One receptor on T cells is the PD-1 (programmed cell death 1) receptor. The signal molecule that activates the PD-1 receptor, thereby suppressing T cell activity, is called PD-L1, or PD-1 ligand.
Merck and Pfizer plan to co-develop antibodies that interfere with PD-L1's ability to reduce T cell activity.
Immunosuppressive signal molecules like PD-L1 may be produced either by cancer cells, or by normal cells that are part of the immune system - which produces a variety of such molecules as part of a web of feedback mechanisms meant to prevent the immune system from going haywire and becoming overactive. When such feedback mechanisms fail, auto-immune diseases can occur.

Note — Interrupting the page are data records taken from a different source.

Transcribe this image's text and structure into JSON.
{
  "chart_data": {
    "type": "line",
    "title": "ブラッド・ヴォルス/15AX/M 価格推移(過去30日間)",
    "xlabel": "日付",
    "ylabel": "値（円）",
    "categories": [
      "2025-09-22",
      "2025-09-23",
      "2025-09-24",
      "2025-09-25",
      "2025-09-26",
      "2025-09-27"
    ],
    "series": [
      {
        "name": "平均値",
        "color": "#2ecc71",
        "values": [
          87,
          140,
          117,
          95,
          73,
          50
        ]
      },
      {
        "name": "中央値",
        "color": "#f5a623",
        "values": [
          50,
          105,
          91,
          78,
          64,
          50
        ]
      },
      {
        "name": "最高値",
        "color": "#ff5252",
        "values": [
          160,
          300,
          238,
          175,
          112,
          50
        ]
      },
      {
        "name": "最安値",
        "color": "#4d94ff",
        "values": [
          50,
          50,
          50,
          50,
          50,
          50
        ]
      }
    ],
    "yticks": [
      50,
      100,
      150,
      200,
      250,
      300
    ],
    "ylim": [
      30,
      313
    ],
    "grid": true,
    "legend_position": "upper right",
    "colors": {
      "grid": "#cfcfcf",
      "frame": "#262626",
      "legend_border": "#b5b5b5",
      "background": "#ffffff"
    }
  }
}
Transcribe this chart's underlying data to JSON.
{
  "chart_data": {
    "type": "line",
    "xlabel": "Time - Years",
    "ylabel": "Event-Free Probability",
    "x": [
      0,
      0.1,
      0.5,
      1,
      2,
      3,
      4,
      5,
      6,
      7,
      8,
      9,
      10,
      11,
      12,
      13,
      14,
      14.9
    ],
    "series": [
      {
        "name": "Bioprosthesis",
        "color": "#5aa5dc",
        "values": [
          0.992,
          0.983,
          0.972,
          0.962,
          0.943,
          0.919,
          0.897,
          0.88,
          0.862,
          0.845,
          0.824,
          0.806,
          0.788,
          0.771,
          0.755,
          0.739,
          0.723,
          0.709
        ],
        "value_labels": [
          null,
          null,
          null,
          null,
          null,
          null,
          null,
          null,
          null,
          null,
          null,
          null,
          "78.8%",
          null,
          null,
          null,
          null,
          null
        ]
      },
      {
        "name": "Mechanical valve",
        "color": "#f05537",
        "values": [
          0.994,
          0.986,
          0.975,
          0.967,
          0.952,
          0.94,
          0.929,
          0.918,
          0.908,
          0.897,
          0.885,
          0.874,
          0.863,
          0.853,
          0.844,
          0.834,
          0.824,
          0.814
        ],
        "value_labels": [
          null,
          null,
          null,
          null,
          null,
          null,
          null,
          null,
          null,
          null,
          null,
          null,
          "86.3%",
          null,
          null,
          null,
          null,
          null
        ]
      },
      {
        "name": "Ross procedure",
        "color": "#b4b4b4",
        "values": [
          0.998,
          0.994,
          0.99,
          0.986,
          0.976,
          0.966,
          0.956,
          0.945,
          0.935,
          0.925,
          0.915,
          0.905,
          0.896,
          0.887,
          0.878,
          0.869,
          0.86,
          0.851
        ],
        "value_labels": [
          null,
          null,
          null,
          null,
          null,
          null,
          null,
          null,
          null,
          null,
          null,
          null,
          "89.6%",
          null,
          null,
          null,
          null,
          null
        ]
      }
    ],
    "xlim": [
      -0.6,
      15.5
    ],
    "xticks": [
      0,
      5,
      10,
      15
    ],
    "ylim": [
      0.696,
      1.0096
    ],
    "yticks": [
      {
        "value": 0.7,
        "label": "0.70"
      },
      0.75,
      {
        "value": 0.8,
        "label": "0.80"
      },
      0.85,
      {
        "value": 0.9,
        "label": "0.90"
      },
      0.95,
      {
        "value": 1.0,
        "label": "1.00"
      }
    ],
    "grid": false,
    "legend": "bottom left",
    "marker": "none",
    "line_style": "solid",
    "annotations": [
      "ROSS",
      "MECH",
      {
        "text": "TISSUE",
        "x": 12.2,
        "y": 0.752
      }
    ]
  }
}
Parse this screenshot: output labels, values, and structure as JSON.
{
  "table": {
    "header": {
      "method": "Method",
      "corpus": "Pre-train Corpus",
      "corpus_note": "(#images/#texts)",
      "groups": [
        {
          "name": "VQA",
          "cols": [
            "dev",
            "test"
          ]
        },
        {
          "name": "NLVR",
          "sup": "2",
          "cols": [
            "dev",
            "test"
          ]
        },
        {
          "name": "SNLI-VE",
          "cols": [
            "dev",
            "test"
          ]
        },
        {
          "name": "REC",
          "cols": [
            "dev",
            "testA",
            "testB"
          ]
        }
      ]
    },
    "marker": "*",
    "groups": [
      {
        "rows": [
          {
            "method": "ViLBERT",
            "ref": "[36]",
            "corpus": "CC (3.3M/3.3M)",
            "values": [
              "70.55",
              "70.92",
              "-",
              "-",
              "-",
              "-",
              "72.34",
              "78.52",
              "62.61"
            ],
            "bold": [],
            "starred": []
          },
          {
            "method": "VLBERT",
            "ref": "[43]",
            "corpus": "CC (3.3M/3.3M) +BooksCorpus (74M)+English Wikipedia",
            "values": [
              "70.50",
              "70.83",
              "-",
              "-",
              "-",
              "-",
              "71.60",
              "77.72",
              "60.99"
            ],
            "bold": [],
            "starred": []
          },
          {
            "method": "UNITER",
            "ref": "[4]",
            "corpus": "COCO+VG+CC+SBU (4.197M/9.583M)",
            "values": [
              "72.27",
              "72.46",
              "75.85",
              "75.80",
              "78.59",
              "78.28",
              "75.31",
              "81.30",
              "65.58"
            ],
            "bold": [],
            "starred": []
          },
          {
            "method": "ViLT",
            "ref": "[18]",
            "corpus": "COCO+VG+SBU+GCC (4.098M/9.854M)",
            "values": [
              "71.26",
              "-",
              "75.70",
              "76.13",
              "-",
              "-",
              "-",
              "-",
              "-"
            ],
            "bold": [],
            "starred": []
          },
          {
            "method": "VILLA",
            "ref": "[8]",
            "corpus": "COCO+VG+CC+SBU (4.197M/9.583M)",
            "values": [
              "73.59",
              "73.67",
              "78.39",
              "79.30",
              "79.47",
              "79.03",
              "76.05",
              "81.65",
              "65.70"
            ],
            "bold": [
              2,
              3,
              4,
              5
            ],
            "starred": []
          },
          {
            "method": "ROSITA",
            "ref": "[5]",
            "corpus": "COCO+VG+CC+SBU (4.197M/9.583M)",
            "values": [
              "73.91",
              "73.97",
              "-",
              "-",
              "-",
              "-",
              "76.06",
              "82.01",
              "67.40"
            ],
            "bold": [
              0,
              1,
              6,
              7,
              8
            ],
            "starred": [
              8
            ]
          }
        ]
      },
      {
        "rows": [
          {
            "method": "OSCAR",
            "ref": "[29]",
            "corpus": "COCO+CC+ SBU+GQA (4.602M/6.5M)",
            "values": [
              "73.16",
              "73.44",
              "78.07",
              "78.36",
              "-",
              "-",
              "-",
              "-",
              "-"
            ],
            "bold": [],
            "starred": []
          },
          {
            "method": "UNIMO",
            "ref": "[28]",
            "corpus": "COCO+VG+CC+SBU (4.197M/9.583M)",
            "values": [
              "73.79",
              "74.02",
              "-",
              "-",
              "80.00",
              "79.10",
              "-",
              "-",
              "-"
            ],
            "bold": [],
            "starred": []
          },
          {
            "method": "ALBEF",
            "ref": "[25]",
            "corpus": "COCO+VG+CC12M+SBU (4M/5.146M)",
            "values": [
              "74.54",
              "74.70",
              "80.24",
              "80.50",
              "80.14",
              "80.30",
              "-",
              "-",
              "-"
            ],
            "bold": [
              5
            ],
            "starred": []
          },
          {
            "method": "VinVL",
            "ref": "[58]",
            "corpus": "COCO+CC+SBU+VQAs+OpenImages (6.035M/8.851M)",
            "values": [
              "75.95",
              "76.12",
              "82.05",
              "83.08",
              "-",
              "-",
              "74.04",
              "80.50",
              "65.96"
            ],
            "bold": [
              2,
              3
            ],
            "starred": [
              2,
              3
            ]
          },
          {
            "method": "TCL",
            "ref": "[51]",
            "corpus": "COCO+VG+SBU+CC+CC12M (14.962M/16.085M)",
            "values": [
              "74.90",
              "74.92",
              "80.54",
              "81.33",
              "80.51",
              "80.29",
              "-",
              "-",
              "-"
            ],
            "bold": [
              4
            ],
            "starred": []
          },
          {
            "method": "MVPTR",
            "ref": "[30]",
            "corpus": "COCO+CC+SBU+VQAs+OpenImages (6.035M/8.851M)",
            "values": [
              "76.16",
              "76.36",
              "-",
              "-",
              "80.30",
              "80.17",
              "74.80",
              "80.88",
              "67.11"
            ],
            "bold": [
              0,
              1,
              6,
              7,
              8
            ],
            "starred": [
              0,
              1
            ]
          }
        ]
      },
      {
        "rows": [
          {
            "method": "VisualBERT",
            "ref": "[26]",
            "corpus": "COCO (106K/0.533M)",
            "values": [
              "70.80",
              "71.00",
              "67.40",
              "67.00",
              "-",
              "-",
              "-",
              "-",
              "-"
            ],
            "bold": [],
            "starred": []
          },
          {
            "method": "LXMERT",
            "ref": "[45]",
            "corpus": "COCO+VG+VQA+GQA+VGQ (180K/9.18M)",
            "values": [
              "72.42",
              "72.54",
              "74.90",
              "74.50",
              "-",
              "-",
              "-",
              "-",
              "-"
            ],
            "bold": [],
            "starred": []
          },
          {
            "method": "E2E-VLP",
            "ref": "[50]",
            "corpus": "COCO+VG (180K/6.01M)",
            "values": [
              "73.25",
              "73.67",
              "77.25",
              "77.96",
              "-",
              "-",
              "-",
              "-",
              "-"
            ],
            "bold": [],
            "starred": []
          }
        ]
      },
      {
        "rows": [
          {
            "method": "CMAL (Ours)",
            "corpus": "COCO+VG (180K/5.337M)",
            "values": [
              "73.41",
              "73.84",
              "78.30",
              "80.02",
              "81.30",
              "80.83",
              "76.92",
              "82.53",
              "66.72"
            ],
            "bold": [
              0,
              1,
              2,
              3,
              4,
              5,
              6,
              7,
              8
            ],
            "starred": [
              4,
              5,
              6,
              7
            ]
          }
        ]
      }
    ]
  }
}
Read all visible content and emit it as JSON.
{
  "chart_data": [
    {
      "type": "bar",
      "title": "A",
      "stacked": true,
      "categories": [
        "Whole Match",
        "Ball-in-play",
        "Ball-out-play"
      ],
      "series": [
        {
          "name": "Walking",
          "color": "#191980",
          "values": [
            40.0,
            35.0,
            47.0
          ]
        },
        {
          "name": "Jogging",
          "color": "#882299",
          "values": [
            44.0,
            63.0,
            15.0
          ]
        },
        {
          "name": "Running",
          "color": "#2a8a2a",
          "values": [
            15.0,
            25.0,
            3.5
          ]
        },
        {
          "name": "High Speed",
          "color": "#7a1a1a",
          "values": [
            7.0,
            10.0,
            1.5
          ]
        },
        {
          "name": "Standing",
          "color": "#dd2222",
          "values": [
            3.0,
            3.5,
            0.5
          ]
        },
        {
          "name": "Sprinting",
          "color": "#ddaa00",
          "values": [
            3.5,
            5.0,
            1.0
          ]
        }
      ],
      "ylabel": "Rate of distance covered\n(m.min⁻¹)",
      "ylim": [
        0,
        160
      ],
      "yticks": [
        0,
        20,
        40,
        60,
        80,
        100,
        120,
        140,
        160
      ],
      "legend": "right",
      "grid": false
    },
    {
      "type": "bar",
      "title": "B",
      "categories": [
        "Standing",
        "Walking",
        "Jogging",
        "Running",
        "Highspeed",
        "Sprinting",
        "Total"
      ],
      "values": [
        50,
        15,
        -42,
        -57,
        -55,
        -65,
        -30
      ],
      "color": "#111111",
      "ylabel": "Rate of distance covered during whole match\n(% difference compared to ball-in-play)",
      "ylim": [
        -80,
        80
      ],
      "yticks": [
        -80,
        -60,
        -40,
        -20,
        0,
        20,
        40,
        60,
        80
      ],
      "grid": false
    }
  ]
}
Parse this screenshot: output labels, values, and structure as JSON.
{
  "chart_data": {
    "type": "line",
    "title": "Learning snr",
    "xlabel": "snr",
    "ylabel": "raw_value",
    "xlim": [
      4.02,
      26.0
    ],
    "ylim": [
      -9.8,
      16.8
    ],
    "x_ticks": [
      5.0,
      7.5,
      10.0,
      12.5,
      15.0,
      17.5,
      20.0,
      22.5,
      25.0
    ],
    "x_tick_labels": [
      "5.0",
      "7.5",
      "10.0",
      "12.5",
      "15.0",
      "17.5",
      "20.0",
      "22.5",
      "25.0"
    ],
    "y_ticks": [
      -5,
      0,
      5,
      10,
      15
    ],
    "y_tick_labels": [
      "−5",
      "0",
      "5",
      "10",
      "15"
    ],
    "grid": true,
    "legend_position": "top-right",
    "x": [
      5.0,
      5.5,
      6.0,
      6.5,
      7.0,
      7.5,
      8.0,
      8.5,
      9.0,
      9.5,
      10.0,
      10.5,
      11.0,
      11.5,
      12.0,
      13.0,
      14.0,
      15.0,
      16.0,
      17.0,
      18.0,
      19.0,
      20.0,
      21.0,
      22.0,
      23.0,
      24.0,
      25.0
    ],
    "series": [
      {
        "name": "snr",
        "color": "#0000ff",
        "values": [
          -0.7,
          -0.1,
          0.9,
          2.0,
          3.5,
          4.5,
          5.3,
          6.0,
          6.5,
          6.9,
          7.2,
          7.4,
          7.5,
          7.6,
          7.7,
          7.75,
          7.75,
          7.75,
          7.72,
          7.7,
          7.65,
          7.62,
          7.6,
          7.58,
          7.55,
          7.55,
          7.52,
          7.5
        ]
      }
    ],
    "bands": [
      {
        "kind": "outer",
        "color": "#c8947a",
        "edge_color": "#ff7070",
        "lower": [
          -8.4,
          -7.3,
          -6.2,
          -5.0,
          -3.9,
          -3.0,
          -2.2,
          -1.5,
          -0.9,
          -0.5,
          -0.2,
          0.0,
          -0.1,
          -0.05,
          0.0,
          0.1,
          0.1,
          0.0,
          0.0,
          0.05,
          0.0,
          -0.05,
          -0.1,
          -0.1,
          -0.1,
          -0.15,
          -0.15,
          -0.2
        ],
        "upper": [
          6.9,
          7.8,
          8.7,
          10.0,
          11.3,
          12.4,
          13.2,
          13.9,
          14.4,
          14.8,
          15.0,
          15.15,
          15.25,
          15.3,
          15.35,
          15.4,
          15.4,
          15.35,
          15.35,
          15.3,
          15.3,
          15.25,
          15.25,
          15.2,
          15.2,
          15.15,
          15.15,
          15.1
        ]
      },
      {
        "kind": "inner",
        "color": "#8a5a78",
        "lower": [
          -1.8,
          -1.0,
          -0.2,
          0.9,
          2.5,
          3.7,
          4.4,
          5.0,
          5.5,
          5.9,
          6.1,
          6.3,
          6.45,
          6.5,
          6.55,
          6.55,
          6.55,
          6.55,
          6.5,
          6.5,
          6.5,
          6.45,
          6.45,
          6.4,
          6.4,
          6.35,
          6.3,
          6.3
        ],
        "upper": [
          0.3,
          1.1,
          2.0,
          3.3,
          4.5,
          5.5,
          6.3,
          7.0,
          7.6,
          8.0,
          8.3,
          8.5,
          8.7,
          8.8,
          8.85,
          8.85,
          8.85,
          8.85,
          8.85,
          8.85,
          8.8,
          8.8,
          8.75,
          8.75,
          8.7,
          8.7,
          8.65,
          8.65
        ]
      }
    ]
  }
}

Immunotherapy antibodies affect this web of feedback mechanisms. As a result, they can increase the immune system's ability to attack malignant cells such as cancer cells - but they can also have a variety of side affects, since an immune system in overdrive may attack healthy cells as well.
Scientists expect more and more immunotherapy agents to emerge in coming years, aimed at enhancing the ability of the body's own immune system to recognize and fight cancer cells or infections.
The hope is that such therapies will be more effective and less damaging than the principal anti-cancer therapies used today, which usually target cancer cells with heavy doses of radiation, or with poisonous ("cytotoxic") chemicals. Such therapies tend to kill or damage not only cancer cells, but also normal cells, on a large scale.